Anche dal letto di ospedale, qualche ora prima di esalare l’ultimo respiro, si è interessato di quella che, per 47 anni, è stata la sua parrocchia. Ieri mattina, don Giovanni Panichella si era recato all’ospedale Moscati di Avellino per andare a visitare don Giorgio Carbone, parroco emerito di San Nicola Vescovo. L’anziano sacerdote si trovava in ospedale da più di una settimana, per diverse complicazioni. Appena ha visto il suo successore ha iniziato a chiedergli notizie della sua chiesa e di quelle che era diventata la sua gente. Poi, nella notte è tornato alla casa del padre, in modo molto sereno.
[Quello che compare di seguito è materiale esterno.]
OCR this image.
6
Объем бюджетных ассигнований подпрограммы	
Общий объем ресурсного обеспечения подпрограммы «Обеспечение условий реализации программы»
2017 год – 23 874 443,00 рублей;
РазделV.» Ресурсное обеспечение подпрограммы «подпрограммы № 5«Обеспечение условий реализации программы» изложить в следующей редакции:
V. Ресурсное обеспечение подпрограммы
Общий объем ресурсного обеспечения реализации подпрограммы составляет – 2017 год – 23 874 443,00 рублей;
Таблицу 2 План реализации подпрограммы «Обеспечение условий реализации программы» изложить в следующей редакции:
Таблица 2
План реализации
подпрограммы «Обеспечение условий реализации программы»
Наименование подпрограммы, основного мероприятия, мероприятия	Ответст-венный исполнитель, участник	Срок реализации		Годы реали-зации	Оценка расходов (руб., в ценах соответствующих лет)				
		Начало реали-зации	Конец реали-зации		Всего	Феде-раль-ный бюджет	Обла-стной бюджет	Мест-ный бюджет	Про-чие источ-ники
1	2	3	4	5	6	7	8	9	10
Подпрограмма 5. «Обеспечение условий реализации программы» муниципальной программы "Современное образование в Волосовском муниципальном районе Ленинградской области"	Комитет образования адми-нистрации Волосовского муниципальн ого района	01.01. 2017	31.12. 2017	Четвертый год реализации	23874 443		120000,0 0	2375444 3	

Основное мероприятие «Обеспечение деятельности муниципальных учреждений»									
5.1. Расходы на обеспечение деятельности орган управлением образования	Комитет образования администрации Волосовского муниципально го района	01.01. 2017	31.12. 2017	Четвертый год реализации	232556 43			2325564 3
Con don Giorgio va via un pezzo di Cervinara. Non era nativo del centro caudino, era originario di Lapio, dove era nato nel 1932. ma si era radicato tra la gente della zona alta del paese. Li aveva guidati e aveva pregato con loro. Aveva partecipato alle gioie dei battesimi, delle comunioni e dei matrimoni ed aveva asciugato tante lacrime. Aveva preso possesso della parrocchia di San Nicola Vescovo il 17 marzo del 1966. Ed è rimasto al suo posto, come una quercia sino al 2013. Ma,una volta raggiunto il meritato riposo non aveva voluto lasciare Ioffredo/ Castello. Aveva deciso di trascorrere lì gli ultimi suoi giorni, in quella che era diventata la sua terra, tra la sua gente in pace e serenità. Era doveroso allestire nella chiesa di San Nicola, la camera ardente per questo mite sacerdote. Una mitezza d’animo che lo aveva guidato anche nei momenti tragici, come quelli dell’alluvione. Proprio in quei giorni, don Giorgio era riuscito ad essere una guida straordinaria per un popolo che si sentiva frustrato ed abbattuto. La chiesa, la sua chiesa, miracolosamente, era stata risparmiata dal fiume di fango e proprio intorno ad essa la comunità si doveva ritrovare e così fu. Tutti coloro che lo hanno conosciuto, che hanno pregato con lui, oggi lo piangono. Lui, però, adagiato nella navata della chiesa, sembra sereno. Ancora una volta, in questo terribile momento, è lui a consolare il dolore di quelle persone. Del resto, grande era la fede che lo animava ed ora dall’alto dei cieli si prenderà cura del suo gregge.